Three of the biggest reasons we’ve come across for product exclusion are:
- Too expensive for the budget
- Bad fit for the team that will build and maintain the software (say, for example, knowledge of needing to use Java, in a team that only knows Python and SQL).
- Doesn’t meet security requirements
So start here before comparing more technical requirements that will require more work to compare and make a list of must-haves in MOSCOW) before comparing nice-to-haves requirements (must haves in MOSCOW) before comparing nice-to-haves must have’s in MOSCOW) before comparing nice-to-haves to save on extensive comparisons.
Where to Start
Starting a product comparison can be the hardest part if you have no experience in the domain. There are a good few places to start: hiring expertise if you don’t have the time. Oakland is often called in to assess a client’s options. As we are tech-agnostic and have experience working with many different clients, we know what works and what doesn’t! (shameless plug for us), read blogs and books by subject matter experts (check out the Data Platform Journal another shameless plug) or use social media for advice.
Try to avoid straight-up sales pitches and salespeople early on; you are trying at this stage to gather information to make a better-informed decision later on, not make a decision right now. Most have useful guides and content which you can use to inform your decision-making.
Modern Data Stack is also a great website for finding a range of data solutions, though skewed towards smaller start-ups. Gartner is another option if you have a license, but it skews towards established buy solutions.
What to Watch Out For When Buying Software
Avoid bias towards slick sales staff and fancy user interfaces: vendors can hype up their products with years of sales experience, whereas engineers have little to no sales experience to hype up their build option.

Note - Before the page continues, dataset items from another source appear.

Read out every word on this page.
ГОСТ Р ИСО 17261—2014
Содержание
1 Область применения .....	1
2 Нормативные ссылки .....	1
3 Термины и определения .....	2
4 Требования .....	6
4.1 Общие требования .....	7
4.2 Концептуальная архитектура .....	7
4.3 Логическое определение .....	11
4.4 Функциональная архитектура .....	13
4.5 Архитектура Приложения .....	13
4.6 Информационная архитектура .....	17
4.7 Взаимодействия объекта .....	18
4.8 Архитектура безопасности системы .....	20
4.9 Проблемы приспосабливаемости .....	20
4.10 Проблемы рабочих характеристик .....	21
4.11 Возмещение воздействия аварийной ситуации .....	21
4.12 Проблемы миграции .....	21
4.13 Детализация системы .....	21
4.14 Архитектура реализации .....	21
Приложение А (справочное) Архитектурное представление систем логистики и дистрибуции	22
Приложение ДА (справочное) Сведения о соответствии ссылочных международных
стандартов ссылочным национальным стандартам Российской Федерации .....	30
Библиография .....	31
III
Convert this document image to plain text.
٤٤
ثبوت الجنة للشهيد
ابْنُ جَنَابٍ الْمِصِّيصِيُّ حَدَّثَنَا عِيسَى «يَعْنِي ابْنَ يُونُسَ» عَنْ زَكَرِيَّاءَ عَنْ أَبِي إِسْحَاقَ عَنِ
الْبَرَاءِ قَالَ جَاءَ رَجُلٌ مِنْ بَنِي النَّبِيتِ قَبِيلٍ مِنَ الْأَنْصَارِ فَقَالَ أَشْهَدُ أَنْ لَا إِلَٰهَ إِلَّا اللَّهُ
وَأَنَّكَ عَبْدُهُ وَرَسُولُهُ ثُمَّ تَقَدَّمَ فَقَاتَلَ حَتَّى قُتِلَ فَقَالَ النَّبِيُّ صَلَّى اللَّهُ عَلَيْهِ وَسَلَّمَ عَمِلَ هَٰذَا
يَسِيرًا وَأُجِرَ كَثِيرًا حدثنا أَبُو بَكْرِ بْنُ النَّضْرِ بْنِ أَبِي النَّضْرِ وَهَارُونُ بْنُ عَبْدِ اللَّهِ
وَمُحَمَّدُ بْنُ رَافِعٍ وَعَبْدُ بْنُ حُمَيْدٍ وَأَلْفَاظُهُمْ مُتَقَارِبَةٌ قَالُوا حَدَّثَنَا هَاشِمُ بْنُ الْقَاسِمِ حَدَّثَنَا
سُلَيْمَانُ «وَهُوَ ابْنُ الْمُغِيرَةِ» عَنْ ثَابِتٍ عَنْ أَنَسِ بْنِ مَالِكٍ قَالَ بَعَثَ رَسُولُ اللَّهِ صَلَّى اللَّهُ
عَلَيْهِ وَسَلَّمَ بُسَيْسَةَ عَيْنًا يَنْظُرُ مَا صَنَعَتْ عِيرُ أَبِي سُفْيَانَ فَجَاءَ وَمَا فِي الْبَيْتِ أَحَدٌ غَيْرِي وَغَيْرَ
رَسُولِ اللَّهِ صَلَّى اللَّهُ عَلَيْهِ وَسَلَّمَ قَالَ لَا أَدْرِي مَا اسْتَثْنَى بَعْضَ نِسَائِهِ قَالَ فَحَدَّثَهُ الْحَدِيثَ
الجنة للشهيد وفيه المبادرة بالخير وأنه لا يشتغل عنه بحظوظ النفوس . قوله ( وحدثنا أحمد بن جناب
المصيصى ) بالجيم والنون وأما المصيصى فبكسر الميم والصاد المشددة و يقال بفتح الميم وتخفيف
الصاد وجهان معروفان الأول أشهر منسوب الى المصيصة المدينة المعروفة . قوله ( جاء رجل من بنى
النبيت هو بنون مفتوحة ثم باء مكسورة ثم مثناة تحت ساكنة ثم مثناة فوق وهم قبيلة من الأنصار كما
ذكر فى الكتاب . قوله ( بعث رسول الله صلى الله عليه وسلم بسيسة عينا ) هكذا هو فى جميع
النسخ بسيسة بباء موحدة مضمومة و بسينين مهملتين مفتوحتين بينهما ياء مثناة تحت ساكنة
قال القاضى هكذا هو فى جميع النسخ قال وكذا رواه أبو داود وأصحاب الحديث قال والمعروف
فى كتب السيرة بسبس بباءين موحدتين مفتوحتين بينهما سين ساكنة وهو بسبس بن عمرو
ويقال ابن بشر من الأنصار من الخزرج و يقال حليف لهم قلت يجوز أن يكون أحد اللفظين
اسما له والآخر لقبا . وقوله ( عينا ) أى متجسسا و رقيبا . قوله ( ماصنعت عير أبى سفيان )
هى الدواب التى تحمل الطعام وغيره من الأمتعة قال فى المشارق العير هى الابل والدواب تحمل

Also, how much does a good User Interface (UI) for your users matter? For engineers, often not much, non-technical users, a lot.
Buyers may not realise that even heavily managed solutions require some configuration and support, not as much support as a build option, but this aspect is often forgotten about.
People tend to also forget about the 10% trap, where on average a complex solution requires 10% to 20% of its requirements to be met by highly customisable software.
We’ve seen a number of times people look at and/or test the simple use cases and forget the more difficult requirements they have, which inevitably means that the solution comes unstuck and can’t deliver on all of the requirements. Test your potential solutions against your most challenging must-have requirements.
Beware of your own Engineer’s Biases Towards Build
So far, this may sound a little biased towards “build“ solutions, so we’ll rein it in here.
Most experienced engineers would back themselves to build solutions that can also be bought if given the time and money, but just because you can doesn’t mean you should. Often, projects take longer and throw up difficulties along the way.
So, if the build and buy solutions cost roughly the same and both meet requirements, we would er on the side of caution and go for the buy option.
Another classic trap engineers fall into is pitching a solution that is technically better but doesn’t improve the organisation: making a pipeline run faster with fancy new tech doesn’t always make the organisation’s profits larger.
If you’re not an engineer, then you may be more likely to be biased towards a “buy“ option in our experience, though again, there are exceptions.
So, in summary: avoid extremes, gather information before engaging sales teams, compare using the most difficult and important requirements first, be creative and check your biases towards either buying or building.